Colm Barry was my god-father, a man of great ability and transient enthusiasms. I gathered that he had a weakness for ‘the jar’ . He was a brilliant linguist and a not so brilliant wood worker. He had a workshop full of expensive equipment, even a lathe, in the garden, where he turned…some dowels. He gave a load of tools to my brother, setting him out on a lifetime of making and measuring and fixing things. He subjected me to a quiz about colours and pigments. I did not impress. (Nobody believes that when I started school, we used to chew the ends of matchsticks to make paint brushes. Match sticks! Bloody luxury!) He gave me a box of Windsor and Newton, artists’ quality watercolours in a ‘Japanned tin’ box and a bunch of sable brushes, a relic of another of his faded enthusiasms. I used them for years. I imagine that Colm nipped around the corner to the Family Grocer, too often to make a career in art or wood turning. He was a nice man with something of the aura of a lost genius about him. His one unforgivable crime was to mistake my brother for me, his godson, and give him half a crown. Like The Mafia, you never forget something like that.

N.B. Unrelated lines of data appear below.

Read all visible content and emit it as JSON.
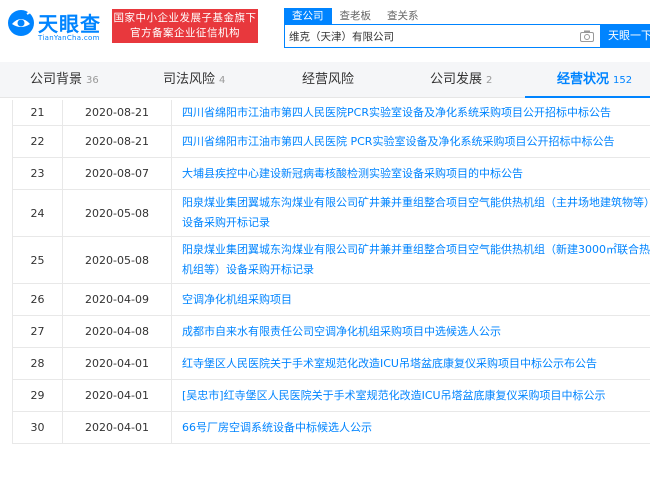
{
  "header": {
    "logo_text": "天眼查",
    "logo_sub": "TianYanCha.com",
    "slogan_line1": "国家中小企业发展子基金旗下",
    "slogan_line2": "官方备案企业征信机构",
    "search_tabs": [
      "查公司",
      "查老板",
      "查关系"
    ],
    "search_value": "维克（天津）有限公司",
    "search_button": "天眼一下"
  },
  "nav": {
    "items": [
      {
        "label": "公司背景",
        "count": "36"
      },
      {
        "label": "司法风险",
        "count": "4"
      },
      {
        "label": "经营风险",
        "count": ""
      },
      {
        "label": "公司发展",
        "count": "2"
      },
      {
        "label": "经营状况",
        "count": "152"
      }
    ]
  },
  "rows": [
    {
      "idx": "21",
      "date": "2020-08-21",
      "title": "四川省绵阳市江油市第四人民医院PCR实验室设备及净化系统采购项目公开招标中标公告"
    },
    {
      "idx": "22",
      "date": "2020-08-21",
      "title": "四川省绵阳市江油市第四人民医院 PCR实验室设备及净化系统采购项目公开招标中标公告"
    },
    {
      "idx": "23",
      "date": "2020-08-07",
      "title": "大埔县疾控中心建设新冠病毒核酸检测实验室设备采购项目的中标公告"
    },
    {
      "idx": "24",
      "date": "2020-05-08",
      "title": "阳泉煤业集团翼城东沟煤业有限公司矿井兼并重组整合项目空气能供热机组（主井场地建筑物等）设备采购开标记录"
    },
    {
      "idx": "25",
      "date": "2020-05-08",
      "title": "阳泉煤业集团翼城东沟煤业有限公司矿井兼并重组整合项目空气能供热机组（新建3000㎡联合热机组等）设备采购开标记录"
    },
    {
      "idx": "26",
      "date": "2020-04-09",
      "title": "空调净化机组采购项目"
    },
    {
      "idx": "27",
      "date": "2020-04-08",
      "title": "成都市自来水有限责任公司空调净化机组采购项目中选候选人公示"
    },
    {
      "idx": "28",
      "date": "2020-04-01",
      "title": "红寺堡区人民医院关于手术室规范化改造ICU吊塔盆底康复仪采购项目中标公示布公告"
    },
    {
      "idx": "29",
      "date": "2020-04-01",
      "title": "[吴忠市]红寺堡区人民医院关于手术室规范化改造ICU吊塔盆底康复仪采购项目中标公示"
    },
    {
      "idx": "30",
      "date": "2020-04-01",
      "title": "66号厂房空调系统设备中标候选人公示"
    }
  ]
}
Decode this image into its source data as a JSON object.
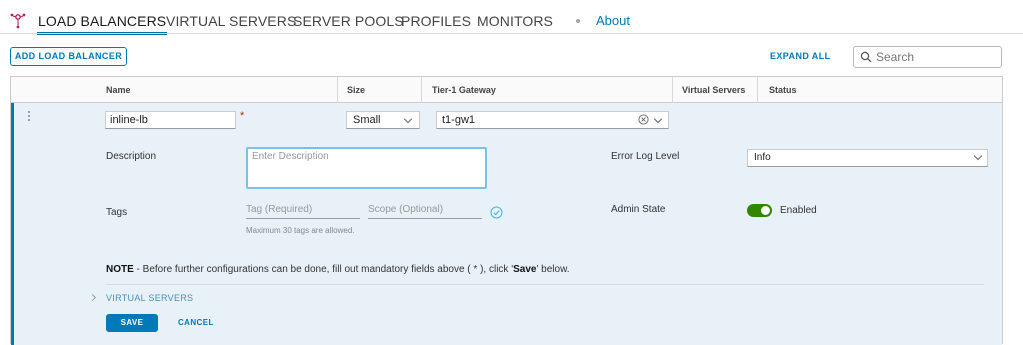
{
  "nav": {
    "tabs": [
      {
        "label": "LOAD BALANCERS",
        "active": true
      },
      {
        "label": "VIRTUAL SERVERS",
        "active": false
      },
      {
        "label": "SERVER POOLS",
        "active": false
      },
      {
        "label": "PROFILES",
        "active": false
      },
      {
        "label": "MONITORS",
        "active": false
      }
    ],
    "about": "About",
    "logo_icon": "network-hub-icon",
    "accent": "#0079b8"
  },
  "toolbar": {
    "add_label": "ADD LOAD BALANCER",
    "expand_all": "EXPAND ALL",
    "search_placeholder": "Search"
  },
  "grid": {
    "columns": [
      "Name",
      "Size",
      "Tier-1 Gateway",
      "Virtual Servers",
      "Status"
    ]
  },
  "form": {
    "name_value": "inline-lb",
    "required_mark": "*",
    "size_value": "Small",
    "gateway_value": "t1-gw1",
    "description_label": "Description",
    "description_placeholder": "Enter Description",
    "error_log_label": "Error Log Level",
    "error_log_value": "Info",
    "tags_label": "Tags",
    "tag_placeholder": "Tag (Required)",
    "scope_placeholder": "Scope (Optional)",
    "tags_hint": "Maximum 30 tags are allowed.",
    "admin_state_label": "Admin State",
    "admin_state_value": "Enabled",
    "admin_state_on": true,
    "note_prefix": "NOTE",
    "note_text_1": " - Before further configurations can be done, fill out mandatory fields above ( * ), click '",
    "note_save": "Save",
    "note_text_2": "' below.",
    "virtual_servers_link": "VIRTUAL SERVERS",
    "save_label": "SAVE",
    "cancel_label": "CANCEL",
    "toggle_color": "#318700"
  }
}
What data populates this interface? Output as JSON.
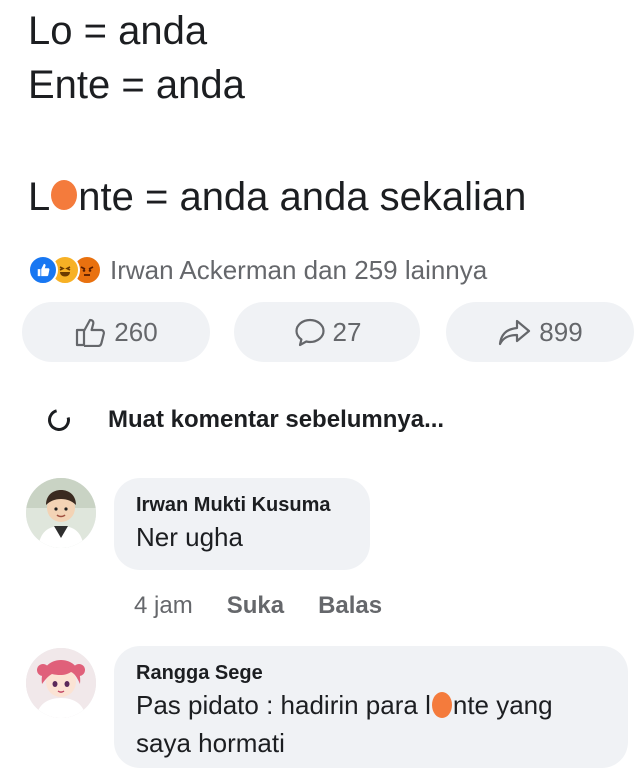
{
  "post": {
    "line1": "Lo = anda",
    "line2": "Ente = anda",
    "line3_prefix": "L",
    "line3_suffix": "nte = anda anda sekalian"
  },
  "reactions": {
    "icons": [
      "like-icon",
      "haha-icon",
      "angry-icon"
    ],
    "summary": "Irwan Ackerman dan 259 lainnya"
  },
  "actions": {
    "like_count": "260",
    "comment_count": "27",
    "share_count": "899"
  },
  "comments_header": {
    "load_more_label": "Muat komentar sebelumnya..."
  },
  "comments": [
    {
      "author": "Irwan Mukti Kusuma",
      "text": "Ner ugha",
      "time": "4 jam",
      "like_label": "Suka",
      "reply_label": "Balas"
    },
    {
      "author": "Rangga Sege",
      "text_prefix": "Pas pidato : hadirin para l",
      "text_suffix": "nte yang",
      "text_line2": "saya hormati"
    }
  ],
  "colors": {
    "accent": "#1877f2",
    "bubble": "#f0f2f5",
    "secondary_text": "#65676b",
    "censor_blot": "#f47b3c"
  }
}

I wanted to paint pictures like the one on the pub, but all I could paint was cowboys on mis-shapen horses. ‘Do you never paint anything but cowboys?’ my father asked. Was that the ‘discouraging word’ mentioned in Home on the Range? I have tried other subjects since then. If I had persisted, I could have rivalled Remington. I could have had my paintings in The White House. They say that Remington didn’t so much as paint the Wild West. He invented it. We all invent and re-invent our world and our history.
Perhaps it’s time to repaint Brian Boru, High King of Ireland, as the Godfather, Il Capo di Tutti Capi. It’s only a matter of time until Russel Crowe gets hold of his story and , like everyone else on television, goes about with a sword, eviscerating people. He will be the next big thing. Now where did I leave those paints?